Die Beklagte wird weiter verurteilt, diejenige Person mit vollständiger Anschrift zu benennen, in deren Auftrag die Beklagte im Jahre 2004 die Überwachung des Klägers durchgeführt hat und insb. am 11.11.2004 gegen 2.00 Uhr in Idar-Oberstein ein GPS-Ortungsgerät in den Pkw des Klägers Mercedes-Benz (amtliches Kennzeichen: ...) eingebaut hat.
2. Die Kosten des Rechtsstreits im ersten und zweiten Rechtszug trägt die Beklagte.
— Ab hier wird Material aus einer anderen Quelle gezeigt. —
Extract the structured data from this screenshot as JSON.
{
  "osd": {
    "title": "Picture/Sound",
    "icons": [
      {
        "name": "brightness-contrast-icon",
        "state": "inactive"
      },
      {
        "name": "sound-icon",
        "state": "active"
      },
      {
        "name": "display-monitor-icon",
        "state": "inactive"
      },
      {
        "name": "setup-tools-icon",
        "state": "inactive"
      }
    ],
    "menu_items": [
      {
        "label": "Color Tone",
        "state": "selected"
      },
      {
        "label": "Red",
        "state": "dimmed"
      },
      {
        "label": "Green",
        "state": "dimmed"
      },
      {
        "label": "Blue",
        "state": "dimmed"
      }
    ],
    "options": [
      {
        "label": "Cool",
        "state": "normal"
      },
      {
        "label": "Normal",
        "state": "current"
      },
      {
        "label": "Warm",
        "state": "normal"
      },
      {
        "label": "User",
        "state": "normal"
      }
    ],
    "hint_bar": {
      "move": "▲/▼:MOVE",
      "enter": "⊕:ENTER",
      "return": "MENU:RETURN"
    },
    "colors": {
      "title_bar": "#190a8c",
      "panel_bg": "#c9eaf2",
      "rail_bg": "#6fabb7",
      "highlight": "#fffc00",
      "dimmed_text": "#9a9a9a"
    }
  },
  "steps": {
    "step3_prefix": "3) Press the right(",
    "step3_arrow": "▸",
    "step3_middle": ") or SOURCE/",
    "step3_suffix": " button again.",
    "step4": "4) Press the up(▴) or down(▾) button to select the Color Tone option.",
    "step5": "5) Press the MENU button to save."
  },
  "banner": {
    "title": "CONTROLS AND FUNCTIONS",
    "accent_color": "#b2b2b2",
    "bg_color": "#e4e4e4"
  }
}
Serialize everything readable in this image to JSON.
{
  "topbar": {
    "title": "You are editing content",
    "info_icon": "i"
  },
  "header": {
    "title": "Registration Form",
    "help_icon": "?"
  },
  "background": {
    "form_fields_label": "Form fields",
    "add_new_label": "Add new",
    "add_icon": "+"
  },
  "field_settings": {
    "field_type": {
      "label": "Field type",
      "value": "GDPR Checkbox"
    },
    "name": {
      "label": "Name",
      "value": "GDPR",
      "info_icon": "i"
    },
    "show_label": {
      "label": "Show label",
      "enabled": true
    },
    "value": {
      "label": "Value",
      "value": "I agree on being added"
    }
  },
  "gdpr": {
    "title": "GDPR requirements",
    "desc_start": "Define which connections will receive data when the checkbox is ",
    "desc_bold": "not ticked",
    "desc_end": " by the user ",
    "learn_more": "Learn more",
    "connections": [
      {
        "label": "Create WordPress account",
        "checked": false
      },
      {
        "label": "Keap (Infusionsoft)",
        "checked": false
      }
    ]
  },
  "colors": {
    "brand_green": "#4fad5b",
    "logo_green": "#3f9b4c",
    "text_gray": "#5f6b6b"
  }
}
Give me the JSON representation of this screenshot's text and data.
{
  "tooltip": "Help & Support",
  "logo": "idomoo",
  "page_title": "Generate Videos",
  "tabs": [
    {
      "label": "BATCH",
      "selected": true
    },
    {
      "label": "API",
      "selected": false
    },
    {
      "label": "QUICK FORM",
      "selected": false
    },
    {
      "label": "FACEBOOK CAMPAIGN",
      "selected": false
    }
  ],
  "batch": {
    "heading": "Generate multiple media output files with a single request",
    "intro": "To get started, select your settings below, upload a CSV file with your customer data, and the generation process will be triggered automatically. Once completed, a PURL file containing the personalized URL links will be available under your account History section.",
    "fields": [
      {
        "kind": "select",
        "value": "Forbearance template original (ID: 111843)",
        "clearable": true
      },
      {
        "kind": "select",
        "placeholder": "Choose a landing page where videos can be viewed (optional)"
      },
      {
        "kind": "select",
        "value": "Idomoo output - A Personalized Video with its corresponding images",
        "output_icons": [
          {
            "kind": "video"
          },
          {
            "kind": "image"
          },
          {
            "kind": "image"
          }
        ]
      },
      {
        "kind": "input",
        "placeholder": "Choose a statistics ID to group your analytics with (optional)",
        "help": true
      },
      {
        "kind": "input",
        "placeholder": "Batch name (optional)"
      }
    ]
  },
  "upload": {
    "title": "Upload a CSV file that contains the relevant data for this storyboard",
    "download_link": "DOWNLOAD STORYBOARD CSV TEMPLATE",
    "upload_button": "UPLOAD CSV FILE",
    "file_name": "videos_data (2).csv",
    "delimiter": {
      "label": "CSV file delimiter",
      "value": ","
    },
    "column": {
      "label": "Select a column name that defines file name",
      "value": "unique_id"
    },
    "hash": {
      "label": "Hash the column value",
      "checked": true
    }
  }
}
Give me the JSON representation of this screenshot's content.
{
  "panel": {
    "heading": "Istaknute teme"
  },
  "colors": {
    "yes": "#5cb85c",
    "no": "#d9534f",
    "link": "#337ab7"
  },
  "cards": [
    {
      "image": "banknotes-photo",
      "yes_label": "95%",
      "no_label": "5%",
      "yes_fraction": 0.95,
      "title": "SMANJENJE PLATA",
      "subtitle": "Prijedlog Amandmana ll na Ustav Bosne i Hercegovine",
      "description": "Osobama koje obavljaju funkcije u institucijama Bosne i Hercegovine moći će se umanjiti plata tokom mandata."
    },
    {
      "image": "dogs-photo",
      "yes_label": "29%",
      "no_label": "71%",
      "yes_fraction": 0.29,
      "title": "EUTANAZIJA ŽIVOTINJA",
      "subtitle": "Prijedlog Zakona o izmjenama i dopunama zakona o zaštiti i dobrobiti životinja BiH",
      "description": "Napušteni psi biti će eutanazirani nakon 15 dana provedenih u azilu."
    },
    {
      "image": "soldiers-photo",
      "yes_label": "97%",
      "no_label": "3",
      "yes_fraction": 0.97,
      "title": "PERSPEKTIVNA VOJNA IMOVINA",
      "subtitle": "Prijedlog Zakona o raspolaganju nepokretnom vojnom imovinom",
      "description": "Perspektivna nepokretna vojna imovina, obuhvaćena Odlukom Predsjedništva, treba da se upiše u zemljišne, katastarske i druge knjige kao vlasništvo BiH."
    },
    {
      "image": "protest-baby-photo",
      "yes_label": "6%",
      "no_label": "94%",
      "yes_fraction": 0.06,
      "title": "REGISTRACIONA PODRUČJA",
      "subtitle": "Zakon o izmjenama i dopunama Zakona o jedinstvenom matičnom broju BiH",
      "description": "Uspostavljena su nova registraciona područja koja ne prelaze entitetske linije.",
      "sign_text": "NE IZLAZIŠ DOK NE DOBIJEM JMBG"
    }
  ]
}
3. Das Urteil ist vorläufig vollstreckbar.
Gründe
I. Der Kläger, ein Schmuckhändler, macht gegen die Beklagte, Inhaberin einer Detektei, Ansprüche wegen eines am 11.11.2004 in Idar-Oberstein gegen 2.00 Uhr an seinem Fahrzeug angebrachten und noch am selben Tage entdeckten GPS-Ortungsgeräts geltend; u.a. verlangt er die Benennung des Auftraggebers der Überwachungsmaßnahme.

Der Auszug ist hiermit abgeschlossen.